Site icon Bacon's Rebellion

Want to Motivate Teachers with Bonuses? Award Them for Individual Effort, Not Collective Effort

by James A. Bacon

The New York City school system performed a fascinating experiment over the past three years. The goal: to see if paying bonuses to school teachers and staff might spur educators to change how they teach enough to improve students’ educational achievement. There are some object lessons for Virginia, where legislators bandy about the idea of performance bonuses as an option for school reform.

The city set aside a $50 million pot of money to be distributed over three years to 200 or so schools (the precise number varied from year to year). The goal was to test the proposition that an incentive pay system would motivate educators to change their practices to ones more likely to improve student achievement,  explains the Rand Corporation in a report, “A Big Apple for Educators,” summarizing the program.

Three years and $50 million years later, the measured effect on student achievement was indiscernible. But that doesn’t mean the experiment was a failure — it yielded knowledge on how not to structure a performance plan.

Given the egalitarian ethos of educators in New York City schools, roughly two-thirds of the schools chose to divvy up their bonus, if they won it, between all teachers and staff, regardless of individual performance. Thus, the bonus amounted to roughly $3,000 per person. Even schools that differentiated between individuals on the basis of absences or unsatisfactory staff ratings “generally remained cautious about deviating from egalitarian awards,” Rand reports, and slated 74% of the staff for the modal award amount. In other words, nearly all the bonus money was paid for collective performance.
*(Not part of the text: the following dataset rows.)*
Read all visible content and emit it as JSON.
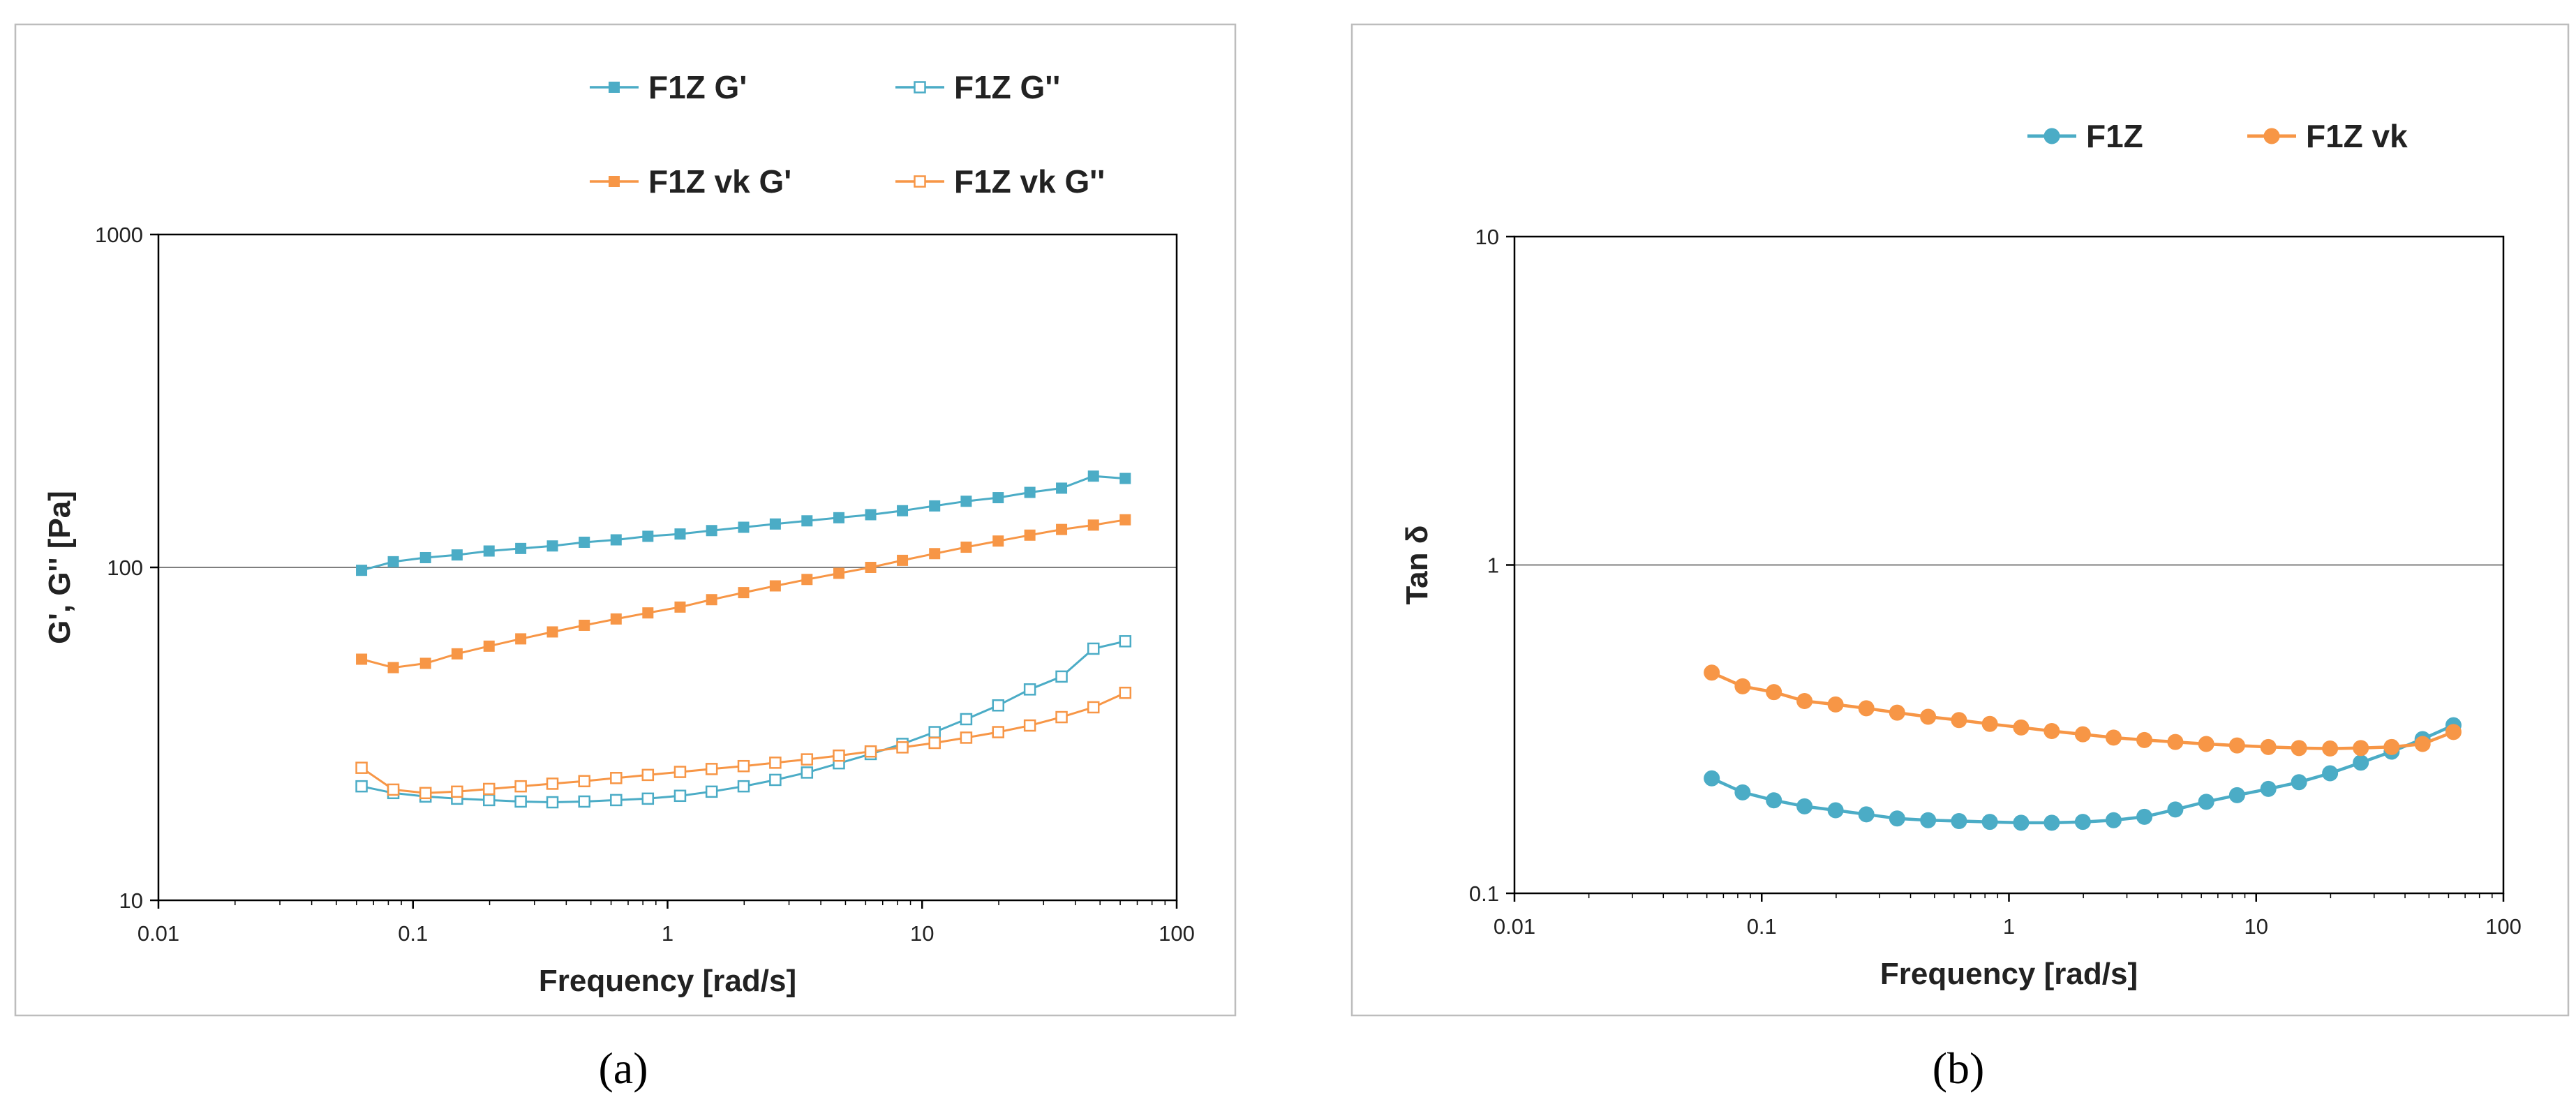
{
  "colors": {
    "blue": "#4bacc6",
    "orange": "#f79646",
    "gridline": "#7f7f7f"
  },
  "chart_data": [
    {
      "type": "line",
      "panel_label": "(a)",
      "xlabel": "Frequency [rad/s]",
      "ylabel": "G', G'' [Pa]",
      "xscale": "log",
      "yscale": "log",
      "xlim": [
        0.01,
        100
      ],
      "ylim": [
        10,
        1000
      ],
      "x_ticks": [
        0.01,
        0.1,
        1,
        10,
        100
      ],
      "x_tick_labels": [
        "0.01",
        "0.1",
        "1",
        "10",
        "100"
      ],
      "y_ticks": [
        10,
        100,
        1000
      ],
      "y_tick_labels": [
        "10",
        "100",
        "1000"
      ],
      "gridlines_y": [
        100
      ],
      "legend": "top",
      "x": [
        0.0628,
        0.0837,
        0.112,
        0.149,
        0.199,
        0.265,
        0.353,
        0.471,
        0.628,
        0.837,
        1.12,
        1.49,
        1.99,
        2.65,
        3.53,
        4.71,
        6.28,
        8.37,
        11.2,
        14.9,
        19.9,
        26.5,
        35.3,
        47.1,
        62.8
      ],
      "series": [
        {
          "name": "F1Z G'",
          "color": "blue",
          "marker": "square",
          "filled": true,
          "values": [
            98,
            104,
            107,
            109,
            112,
            114,
            116,
            119,
            121,
            124,
            126,
            129,
            132,
            135,
            138,
            141,
            144,
            148,
            153,
            158,
            162,
            168,
            173,
            188,
            185
          ]
        },
        {
          "name": "F1Z G''",
          "color": "blue",
          "marker": "square",
          "filled": false,
          "values": [
            22,
            21,
            20.5,
            20.2,
            20,
            19.8,
            19.7,
            19.8,
            20,
            20.2,
            20.6,
            21.2,
            22,
            23,
            24.2,
            25.8,
            27.5,
            29.5,
            32,
            35,
            38.5,
            43,
            47,
            57,
            60
          ]
        },
        {
          "name": "F1Z vk G'",
          "color": "orange",
          "marker": "square",
          "filled": true,
          "values": [
            53,
            50,
            51.5,
            55,
            58,
            61,
            64,
            67,
            70,
            73,
            76,
            80,
            84,
            88,
            92,
            96,
            100,
            105,
            110,
            115,
            120,
            125,
            130,
            134,
            139
          ]
        },
        {
          "name": "F1Z vk G''",
          "color": "orange",
          "marker": "square",
          "filled": false,
          "values": [
            25,
            21.5,
            21,
            21.2,
            21.6,
            22,
            22.4,
            22.8,
            23.3,
            23.8,
            24.3,
            24.8,
            25.3,
            25.9,
            26.5,
            27.2,
            28,
            28.8,
            29.7,
            30.8,
            32,
            33.5,
            35.5,
            38,
            42
          ]
        }
      ]
    },
    {
      "type": "line",
      "panel_label": "(b)",
      "xlabel": "Frequency [rad/s]",
      "ylabel": "Tan δ",
      "xscale": "log",
      "yscale": "log",
      "xlim": [
        0.01,
        100
      ],
      "ylim": [
        0.1,
        10
      ],
      "x_ticks": [
        0.01,
        0.1,
        1,
        10,
        100
      ],
      "x_tick_labels": [
        "0.01",
        "0.1",
        "1",
        "10",
        "100"
      ],
      "y_ticks": [
        0.1,
        1,
        10
      ],
      "y_tick_labels": [
        "0.1",
        "1",
        "10"
      ],
      "gridlines_y": [
        1
      ],
      "legend": "top-right",
      "x": [
        0.0628,
        0.0837,
        0.112,
        0.149,
        0.199,
        0.265,
        0.353,
        0.471,
        0.628,
        0.837,
        1.12,
        1.49,
        1.99,
        2.65,
        3.53,
        4.71,
        6.28,
        8.37,
        11.2,
        14.9,
        19.9,
        26.5,
        35.3,
        47.1,
        62.8
      ],
      "series": [
        {
          "name": "F1Z",
          "color": "blue",
          "marker": "circle",
          "filled": true,
          "values": [
            0.224,
            0.203,
            0.192,
            0.184,
            0.179,
            0.174,
            0.169,
            0.167,
            0.166,
            0.165,
            0.164,
            0.164,
            0.165,
            0.167,
            0.171,
            0.18,
            0.19,
            0.199,
            0.208,
            0.218,
            0.232,
            0.25,
            0.27,
            0.295,
            0.325
          ]
        },
        {
          "name": "F1Z vk",
          "color": "orange",
          "marker": "circle",
          "filled": true,
          "values": [
            0.47,
            0.427,
            0.41,
            0.385,
            0.376,
            0.366,
            0.355,
            0.345,
            0.337,
            0.328,
            0.32,
            0.312,
            0.305,
            0.298,
            0.293,
            0.289,
            0.285,
            0.282,
            0.279,
            0.277,
            0.276,
            0.277,
            0.279,
            0.285,
            0.31
          ]
        }
      ]
    }
  ]
}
Here’s the real kicker: While teachers and staff expressed a strong desire to win bonuses, “many winners reported that, after taxes, the bonus seemed insignificant. In fact, almost one-half of the teachers … indicated that the bonus was not large enough to motivate extra effort.” Consequently, Rand reports, the bonuses had no effect on teacher-reported attitudes, perceptions and behaviors, and they had no effect on student standardized test scores.

Bacon’s bottom line: If you want to improve performance by motivating teacher to intensify their individual effort, you need to make the bonuses big enough to matter. Spreading around the bonuses to everyone in the school is plain idiocy if you don’t have a clear alternative model you’re coaxing them to buy into. Just handing out money and hoping for the best doesn’t work.